No, it's much closer to Glue Laminated Timber whereas plywood tends to be made of wide sheets of thin timber of varying quality (depending on the quality of the wood and number of sheets glued together). CLT and GLT/glulam aren't made in sheets like plywood, they're usually constructed for a specific purpose (beams, etc.)

- https://vicash.com.au/cross-laminated-timber-vs-glue-laminat...


CLT is literally plywood with thicker lamellae.

I use this stuff when I design and build LEED-Gold certified hydroponic food production buildings. CLT is made out to panels and then cut to customer specifications. It has the same construction (including 90-degree off-orientation of each layer) and pretty much the exact same manufacturing process.

Glue Laminated Timber has the same orientation all the way through. It is meant specifically for one-direction loading (primarily structural support beam but can be done for joisting as well) whereas plywood and MDF and CLT will handle multi-directional loads (and is why it gets used for the outside skin of buildings framed with wood.)


But plywood is made out of veneer sheets that have been turned on a giant lathe.

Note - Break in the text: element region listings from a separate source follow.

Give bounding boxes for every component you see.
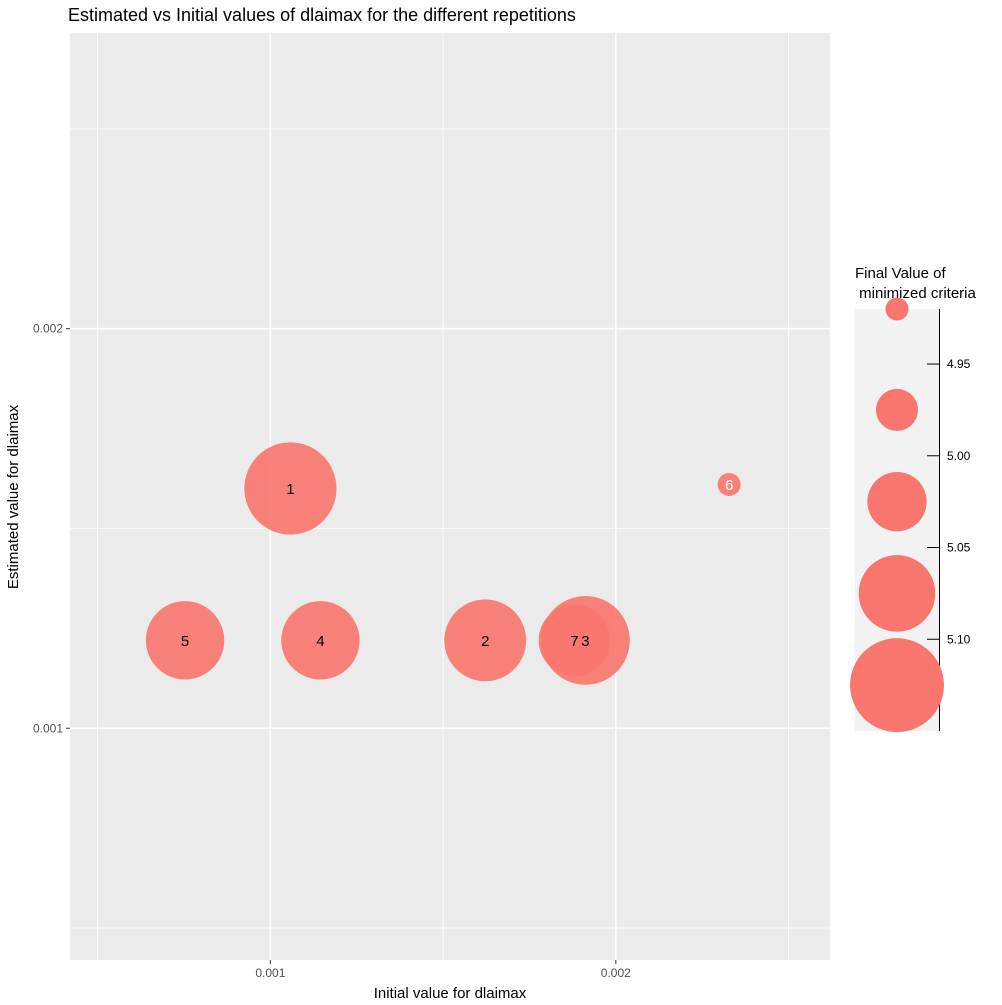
data-point-labels: 1 2 3 4 5 6 7	[181, 477, 733, 650]
y-tick-label: 0.002	[33, 322, 63, 336]
y-tick-label: 0.001	[33, 721, 63, 735]
legend-key-5	[850, 638, 944, 733]
data-point-2	[444, 599, 527, 682]
minor-gridlines	[70, 33, 830, 960]
x-tick-label: 0.001	[255, 966, 285, 980]
legend-tick-label: 5.10	[947, 632, 971, 646]
data-point-5	[145, 601, 225, 680]
y-axis-title: Estimated value for dlaimax	[5, 404, 22, 589]
data-point-7	[538, 604, 611, 677]
legend-title-line-1: Final Value of	[855, 265, 946, 282]
data-label-1: 1	[286, 481, 294, 498]
axes: 0.001 0.002 0.001 0.002	[33, 322, 631, 980]
x-tick-label: 0.002	[601, 966, 631, 980]
data-label-2: 2	[481, 633, 489, 650]
data-points	[145, 442, 741, 685]
chart-title: Estimated vs Initial values of dlaimax f…	[68, 5, 576, 25]
data-label-4: 4	[316, 633, 324, 650]
data-point-1	[244, 442, 337, 535]
data-label-5: 5	[181, 633, 189, 650]
legend-key-3	[867, 471, 927, 532]
size-legend: Final Value of minimized criteria 4.95 5.…	[850, 265, 977, 733]
legend-title-line-2: minimized criteria	[855, 285, 977, 302]
legend-key-2	[875, 388, 919, 431]
legend-key-1	[885, 297, 909, 321]
data-label-3: 3	[581, 633, 589, 650]
data-point-4	[281, 601, 360, 680]
x-axis-title: Initial value for dlaimax	[374, 985, 527, 1002]
legend-tick-label: 5.00	[947, 449, 971, 463]
legend-key-4	[858, 555, 936, 632]
data-label-7: 7	[570, 633, 578, 650]
legend-tick-label: 5.05	[947, 541, 971, 555]
plot-panel	[70, 33, 830, 960]
data-label-6: 6	[725, 477, 733, 494]
data-point-6	[717, 473, 741, 497]
legend-tick-label: 4.95	[947, 357, 971, 371]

There is only a very thin layer of fibers running one way, you can't really see growth rings in a layer of ply. CLT layers can be at 2" thick or more, with a very definite grain structure and growth rings.

Which makes me wonder how CLT is supposed to behave with wood movement when atmospheric moisture changes. Is it made from a species of softwood with very little movement? Or is the adhesive supposed to be strong enough to withstand the stress under movement? Or has the wood been treated with some industrial process to reduce the movement? All of the above?

Cross laminated timber goes against everything I know about wood movement as a woodworker. But the only exposure I've had to this stuff was beating 6 inch thick (3 layers) CLT pieces with an axe for firewood. I'm really curious how this stuff can work.


"But plywood is made out of veneer sheets that have been turned on a giant lathe."

Ditto CLT. My class was making this almost 25 years ago back in high school wood shop, we just called it "Thick ply" and we primarily used it back then for constructing ultra-solid subwoofer boxes for vehicles. The lamellae were cut to 1/4" thick sheets on a lathe (they do make saw-based lathes, we had two in wood shop, one industrial one, one made out of a table saw with jigs for making dowels and such) planed, cut, oriented/glued/layered, veneer layer applied, sanded, then a final heat treating process, and done.


Your post shouldn't have been killed. Your comment is the same as the last sentence in the summary on wikipedia: "It is similar to plywood but with distinctively thicker laminations (or lamellae)."


Welcome to HN, China of the internet. You get disappeared and only allowed to speak when the people in power say you can.


Yes. Tricky thing is plywood uses veneers (very thin pieces) because wood expands at about a 10x different rate in width versus length, so cross-laminated joints can be subject to an incredible amount of stress. The thin veneers cannot develop enough stress to break the glue joint.


> so cross-laminated joints can be subject to an incredible amount of stress

OK, plywood overcomes the stress by having very thin laminates. So how does CLT overcome the stress due to different width vs length expansion rates? Shouldn't the problem be much worse with thick laminates?


So, in a sense, it is a form of carbon fibre.